NATIONAL HARBOR, Md.—Patients with chronic kidney disease (CKD) before undergoing surgical procedures are at increased risk of acute kidney injury (AKI) post-operatively, researchers reported at the National Kidney Foundation Spring Clinical Meetings.
A study of 255,188 general surgical cases revealed that the proportion of patients who experienced AKI increased as renal function decreased. Post-operative AKI developed in 0.42% of patients with normal kidney function, 0.58% of those with reduced kidney function (estimated glomerular filtration rate [eGFR] of 60-89 mL/min/1.73 m2), 2.3% of those with CKD stage 3 (eGFR 30-59), and 9% of subjects with CKD stage 4 (eGFR 15-29).
Patients with CKD stage 4 had a 34-fold increased risk of acute renal failure (ARF) than patients with normal kidney function, said investigator Linda W. Moore, RD, of The Methodist Hospital in Houston, who presented study findings.

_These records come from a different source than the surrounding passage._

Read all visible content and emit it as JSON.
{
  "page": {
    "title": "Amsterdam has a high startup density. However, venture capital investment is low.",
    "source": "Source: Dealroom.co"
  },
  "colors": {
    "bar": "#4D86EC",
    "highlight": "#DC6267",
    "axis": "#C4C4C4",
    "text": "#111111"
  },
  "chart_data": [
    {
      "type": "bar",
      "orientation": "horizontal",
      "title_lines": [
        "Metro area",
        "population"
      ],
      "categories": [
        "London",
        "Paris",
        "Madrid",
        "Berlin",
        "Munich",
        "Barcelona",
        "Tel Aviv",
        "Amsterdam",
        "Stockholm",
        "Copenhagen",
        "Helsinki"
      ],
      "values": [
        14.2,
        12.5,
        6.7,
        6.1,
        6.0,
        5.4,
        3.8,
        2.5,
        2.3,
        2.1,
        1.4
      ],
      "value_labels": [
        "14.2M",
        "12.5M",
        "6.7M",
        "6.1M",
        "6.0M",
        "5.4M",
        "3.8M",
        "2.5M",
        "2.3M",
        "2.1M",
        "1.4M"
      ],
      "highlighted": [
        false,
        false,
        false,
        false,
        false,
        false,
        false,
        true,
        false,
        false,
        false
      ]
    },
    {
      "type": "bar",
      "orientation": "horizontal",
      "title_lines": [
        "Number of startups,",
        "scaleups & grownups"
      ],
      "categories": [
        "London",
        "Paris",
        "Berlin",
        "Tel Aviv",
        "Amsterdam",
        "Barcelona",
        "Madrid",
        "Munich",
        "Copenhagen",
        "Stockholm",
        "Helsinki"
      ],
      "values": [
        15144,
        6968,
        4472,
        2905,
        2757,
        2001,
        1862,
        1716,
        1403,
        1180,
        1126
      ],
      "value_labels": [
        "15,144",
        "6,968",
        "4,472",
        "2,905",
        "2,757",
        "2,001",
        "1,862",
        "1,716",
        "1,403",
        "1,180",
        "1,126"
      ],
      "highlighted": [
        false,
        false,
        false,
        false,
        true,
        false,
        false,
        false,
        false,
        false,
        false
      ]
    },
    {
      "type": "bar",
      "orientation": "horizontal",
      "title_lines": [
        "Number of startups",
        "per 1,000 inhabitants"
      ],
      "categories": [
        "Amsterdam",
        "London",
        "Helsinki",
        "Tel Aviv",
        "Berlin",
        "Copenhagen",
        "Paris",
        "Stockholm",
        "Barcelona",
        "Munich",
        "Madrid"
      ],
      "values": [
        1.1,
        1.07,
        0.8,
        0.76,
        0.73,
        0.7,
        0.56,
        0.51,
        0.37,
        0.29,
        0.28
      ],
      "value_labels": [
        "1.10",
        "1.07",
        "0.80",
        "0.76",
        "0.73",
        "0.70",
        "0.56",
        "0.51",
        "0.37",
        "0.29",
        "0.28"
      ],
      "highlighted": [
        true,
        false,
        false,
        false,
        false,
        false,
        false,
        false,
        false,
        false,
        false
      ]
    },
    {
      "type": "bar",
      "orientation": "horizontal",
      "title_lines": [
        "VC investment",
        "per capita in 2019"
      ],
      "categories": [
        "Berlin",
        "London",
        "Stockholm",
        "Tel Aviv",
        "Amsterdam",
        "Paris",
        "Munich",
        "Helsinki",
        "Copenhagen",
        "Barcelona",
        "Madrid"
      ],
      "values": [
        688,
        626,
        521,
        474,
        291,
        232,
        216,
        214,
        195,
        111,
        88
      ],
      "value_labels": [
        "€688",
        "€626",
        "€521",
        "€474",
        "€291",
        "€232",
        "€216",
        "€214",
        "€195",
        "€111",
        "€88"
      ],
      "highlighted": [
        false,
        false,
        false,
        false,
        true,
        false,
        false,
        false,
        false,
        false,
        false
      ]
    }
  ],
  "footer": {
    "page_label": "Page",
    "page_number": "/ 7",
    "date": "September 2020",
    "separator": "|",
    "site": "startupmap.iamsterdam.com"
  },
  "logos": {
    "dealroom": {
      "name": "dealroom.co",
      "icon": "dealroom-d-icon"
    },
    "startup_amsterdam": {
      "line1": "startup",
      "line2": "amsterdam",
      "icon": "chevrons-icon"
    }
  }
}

In a substudy of 465 colectomy cases with CKD stage 4 and matched colectomy cases without CKD, the CKD patients had a 12 times increased risk of AKI. CKD stage 4 was associated with a fivefold increase risk of 30-day mortality compared with patients who did not have CKD. Within the CKD stage 4 group, AKI increased the risk of death 3.6 times compared with no AKI. AKI did not affect the risk of death in the non-CKD group.